Whether our choices are conscious or not, the underlying devastation is the same. Whether it happens to us with or without or knowledge that it is happening.

Beyond the sheer physical pain of loss there is the day-to-day reality of how much was lost to us when adoption severed us from our loved ones. The effect it has on our choices; the poor choices we make. We didn’t loose limbs; we lost huge chunks of our self-esteem! Adoptees are constantly reminded by societal messages that they are lucky not to have been aborted; mothers that we were shameful and unfit. Mothers can never heal as long as we worry about the well-being of our child(ren). For both us of us the loss is devastating to our souls. We all feel like damaged goods and effects all of our choices or creates an inability to make any decisions lest it be as wrong as that monumental “choice.” The ripples affect our families and all we come in contact with.  We are forever wounded, even if we form layer upon layer of layer of scar tissue.... and with or without our conscious awareness.

Many of us wait for reunification to heal us only to find the sad reality that what is lost is lost and cannot be replaced.  For too many reunion results in secondary losses or loosing again and again as the reunion open and closes; starts and stops for endless, painful periods of time lest we close ourselves up once again - protectively revert to lie under our safe warm covers in the dark. What else can one do? 

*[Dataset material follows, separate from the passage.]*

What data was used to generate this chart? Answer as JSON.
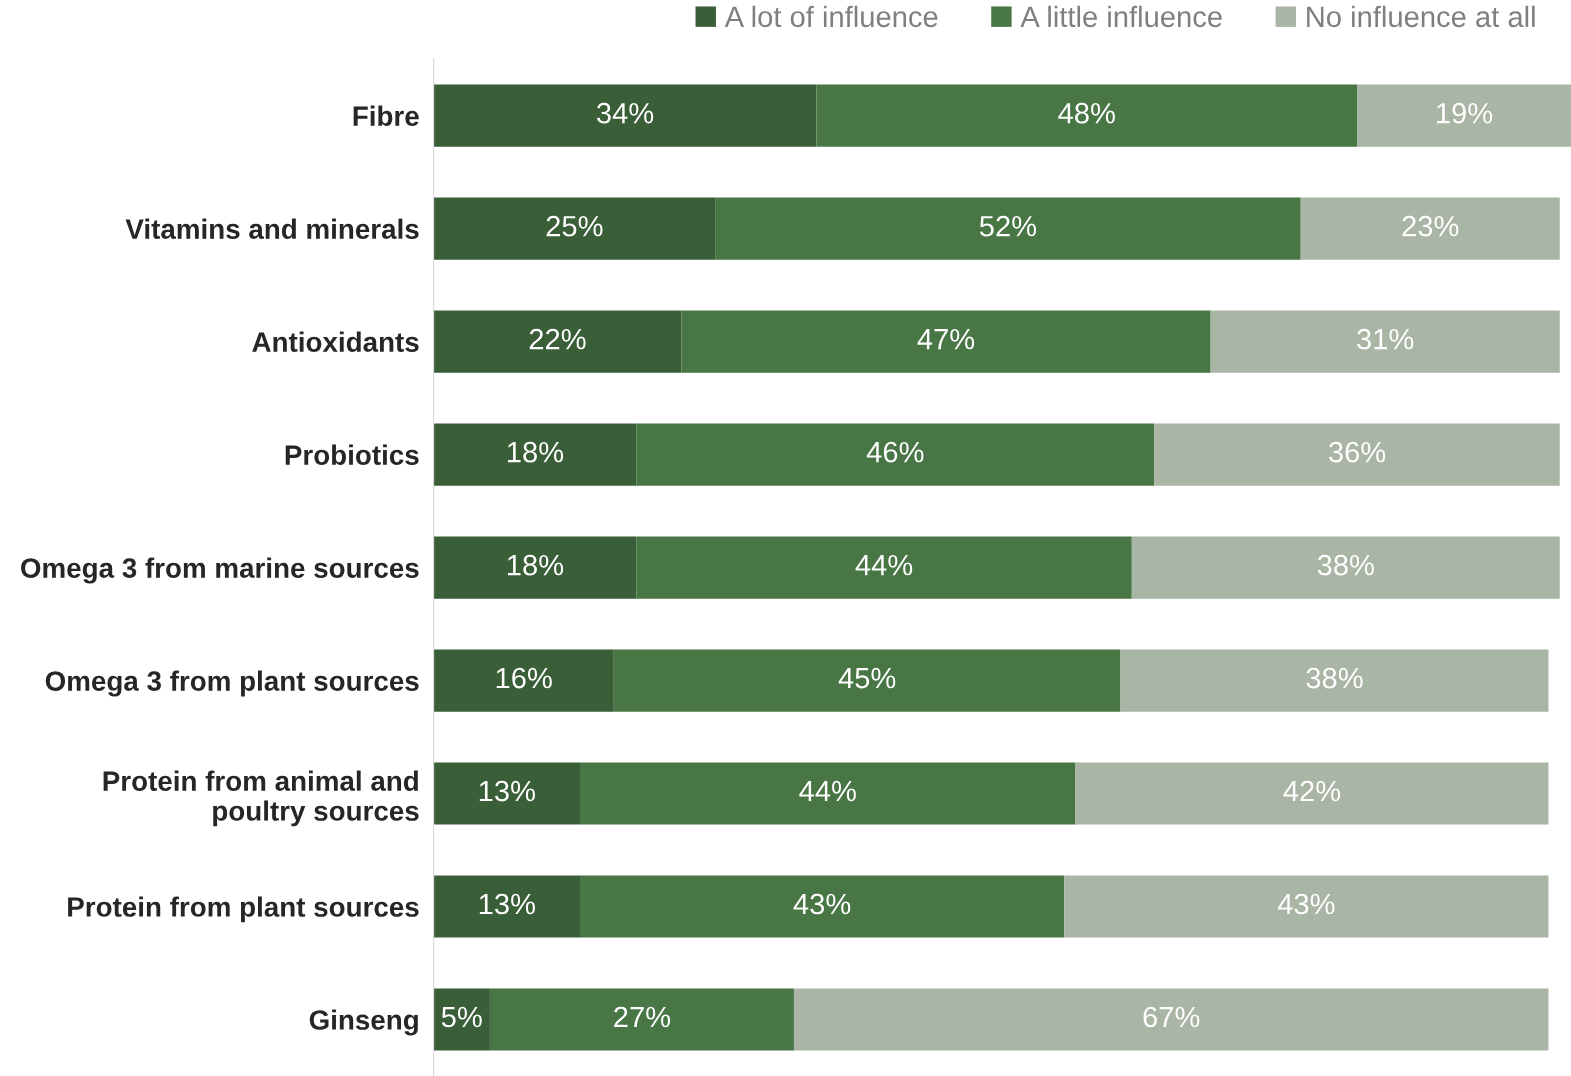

For me, the answer is to fight back with activism. I am here now, 46 years later, still running back into fire-engulfed building. I am not "healed" and never will be, or can be, but I must keep on fighting because I didn't fight enough in 1968... and because if I ever stopped I don't know what would be left of me.

Much as I would love to see more soldier sin the fight against adoption discrimination and corruption, I understand that in terms of healing - as with religion - there is no ONE WAY.

3 comments:

Robin said...

Remarkable post! Thank you.

Gail said...

Although you don't know me, I sort of know you through Origins. I lost my daughter to adoption in 1969 and it wasn't until the early 80's that I found comfort from others - first through ALMA and then Origins. Actually I probably have most of my newsletters saved in a box that I keep - not sure why, but I do. I remember how I used to wait and wait for the day the newsletter would arrive in the mail and I could spend hours reading and rereading it. So you touched my life in a very positive way and I thank you!
Gail

Mirah Riben said...

Thanks Gail. I guess the blind CAN lead the blind! Groping our way together in the darkness - a hand to hold, a shoulder to cry on - is far better than going it alone.